On a plane including the major axis of the non-spherical silica fine particles having the ridge-like projections, from any point on the outer edge of the non-spherical silica fine particles, a straight line passing through the point on the outer edge and orthogonal to the major axis and the length The non-spherical silica sol according to claim 1 or 2, wherein when the distance to the intersection B with the axis is Y, the coefficient of variation of the distance Y is in the range of 5 to 50%.

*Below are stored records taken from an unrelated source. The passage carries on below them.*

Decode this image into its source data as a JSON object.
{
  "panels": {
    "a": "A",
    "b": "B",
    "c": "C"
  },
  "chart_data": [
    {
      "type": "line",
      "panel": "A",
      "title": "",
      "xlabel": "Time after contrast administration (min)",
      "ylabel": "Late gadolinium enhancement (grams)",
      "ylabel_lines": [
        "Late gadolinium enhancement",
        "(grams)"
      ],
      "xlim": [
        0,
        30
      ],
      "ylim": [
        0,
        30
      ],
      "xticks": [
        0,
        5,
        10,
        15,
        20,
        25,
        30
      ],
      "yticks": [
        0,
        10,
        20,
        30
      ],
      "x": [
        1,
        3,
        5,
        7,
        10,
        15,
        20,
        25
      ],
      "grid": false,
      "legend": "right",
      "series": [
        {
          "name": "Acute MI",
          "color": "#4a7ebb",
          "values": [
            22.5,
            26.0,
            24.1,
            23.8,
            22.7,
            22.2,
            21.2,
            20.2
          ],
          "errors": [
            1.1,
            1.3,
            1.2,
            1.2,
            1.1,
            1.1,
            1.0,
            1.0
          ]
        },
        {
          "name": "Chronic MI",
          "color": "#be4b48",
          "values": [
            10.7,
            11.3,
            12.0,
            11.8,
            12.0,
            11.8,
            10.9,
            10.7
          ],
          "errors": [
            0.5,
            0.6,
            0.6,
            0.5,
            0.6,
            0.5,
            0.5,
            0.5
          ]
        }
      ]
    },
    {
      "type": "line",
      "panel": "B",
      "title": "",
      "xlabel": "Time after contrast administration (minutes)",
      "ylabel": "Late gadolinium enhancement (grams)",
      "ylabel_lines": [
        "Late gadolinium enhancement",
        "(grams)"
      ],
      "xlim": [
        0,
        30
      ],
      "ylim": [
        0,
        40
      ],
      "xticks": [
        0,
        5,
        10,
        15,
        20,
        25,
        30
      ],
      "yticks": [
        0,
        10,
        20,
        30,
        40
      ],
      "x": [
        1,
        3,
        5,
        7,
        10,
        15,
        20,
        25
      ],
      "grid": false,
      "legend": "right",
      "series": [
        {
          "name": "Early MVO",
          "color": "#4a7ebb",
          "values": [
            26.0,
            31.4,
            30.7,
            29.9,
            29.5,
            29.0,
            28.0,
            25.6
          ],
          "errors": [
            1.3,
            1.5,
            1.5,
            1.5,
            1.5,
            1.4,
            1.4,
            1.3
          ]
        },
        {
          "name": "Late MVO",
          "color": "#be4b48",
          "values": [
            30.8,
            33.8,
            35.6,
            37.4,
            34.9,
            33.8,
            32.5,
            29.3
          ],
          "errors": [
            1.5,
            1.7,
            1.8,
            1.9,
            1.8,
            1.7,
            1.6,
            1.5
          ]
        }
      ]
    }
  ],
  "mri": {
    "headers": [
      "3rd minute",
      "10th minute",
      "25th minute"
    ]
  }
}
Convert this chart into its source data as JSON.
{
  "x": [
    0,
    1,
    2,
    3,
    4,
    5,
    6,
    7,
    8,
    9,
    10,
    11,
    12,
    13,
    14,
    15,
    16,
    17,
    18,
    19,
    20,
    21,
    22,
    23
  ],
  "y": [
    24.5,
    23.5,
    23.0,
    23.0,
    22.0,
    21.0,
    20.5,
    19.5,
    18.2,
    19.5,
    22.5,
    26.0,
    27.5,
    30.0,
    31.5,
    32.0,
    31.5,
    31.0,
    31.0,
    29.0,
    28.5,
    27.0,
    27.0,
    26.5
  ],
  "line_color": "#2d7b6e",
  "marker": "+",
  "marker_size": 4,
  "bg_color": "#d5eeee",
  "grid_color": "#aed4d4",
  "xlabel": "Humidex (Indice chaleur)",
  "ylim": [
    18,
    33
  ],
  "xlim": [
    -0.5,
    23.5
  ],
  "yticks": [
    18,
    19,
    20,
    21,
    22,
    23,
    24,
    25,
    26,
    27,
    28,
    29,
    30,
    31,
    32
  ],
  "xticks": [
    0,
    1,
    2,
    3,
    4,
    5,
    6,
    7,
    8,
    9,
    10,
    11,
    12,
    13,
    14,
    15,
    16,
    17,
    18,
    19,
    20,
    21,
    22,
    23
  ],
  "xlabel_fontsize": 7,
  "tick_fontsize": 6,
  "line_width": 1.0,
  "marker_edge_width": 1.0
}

The non-spherical silica sol according to any one of claims 1 to 3, wherein the number of non-spherical silica fine particles having ridge-like projections is 50% or more of the total number of silica fine particles as a dispersoid. .
The non-spherical silica sol according to any one of claims 1 to 4, wherein the non-spherical silica fine particles having ridge-like protrusions are composed of [SiO 4/2 ] units.
5. The non-spherical silica fine particles having ridge-like protrusions are made of polysiloxane composed of [SiO 4/2 ] units obtained by hydrolysis of tetraethoxysilane. Non-spherical silica sol.
7. The non-spherical silica sol according to claim 5, wherein a ratio of sodium contained in the non-spherical silica fine particles having the hook-shaped protrusions is 100 ppm by mass or less.
An abrasive comprising the non-spherical silica sol according to any one of claims 1 to 7.
A polishing composition comprising the non-spherical silica sol according to any one of claims 1 to 7.
In the presence of an electrolyte composed of a salt of a strong acid (the number of equivalents of the electrolyte is represented by (EE)), 50 to 2500 parts by mass of B solution (silica conversion) is added to 100 parts by mass of A liquid (silica conversion) below. The liquid B is added so that the equivalent ratio of the alkali to the electrolyte (EA / EE) is in the range of 0.4 to 8 when growing the non-spherical seed silica fine particles. Item 6. A method for producing a non-spherical silica sol according to any one of Items 5 to 6.
Liquid A: Non-spherical seed silica fine particles having an average particle diameter measured by a dynamic light scattering method in the range of 3 to 200 nm and a minor axis / major axis ratio in the range of 0.01 to 0.8 are dispersed in the dispersion medium. Nonspherical seed silica sol B liquid: An aqueous alkali silicate solution (the number of equivalents of alkali contained in B liquid is represented by (EA))
11. The non-spherical silica sol according to claim 10, wherein the liquid B and the electrolyte are added to the liquid A over a period of 15 minutes to 10 hours in a temperature range of 40 to 150 ° C., and are aged. Method.
The temperature range of the mixed solvent containing a water-soluble organic solvent and water is maintained at 30 to 150 ° C., and 1) a water-soluble organic solvent solution of a tetrafunctional silane compound represented by the following general formula (1) And 2) Add the alkaline catalyst solution simultaneously or intermittently, and after completion of the addition, maintain this liquid in a temperature range of 30 to 150 ° C., thereby hydrolyzing and condensing the tetrafunctional silane compound. The method for producing a non-spherical silica sol according to claim 5 or 6, wherein the molar ratio of water to the tetrafunctional silane compound is in the range of 2 to 4 in producing the non-spherical silica sol. .

(In the formula (1), R is an alkyl group having 2 to 4 carbon atoms.)
The method for producing a non-spherical silica sol according to claim 12, wherein the tetrafunctional silane compound is tetraethoxysilane.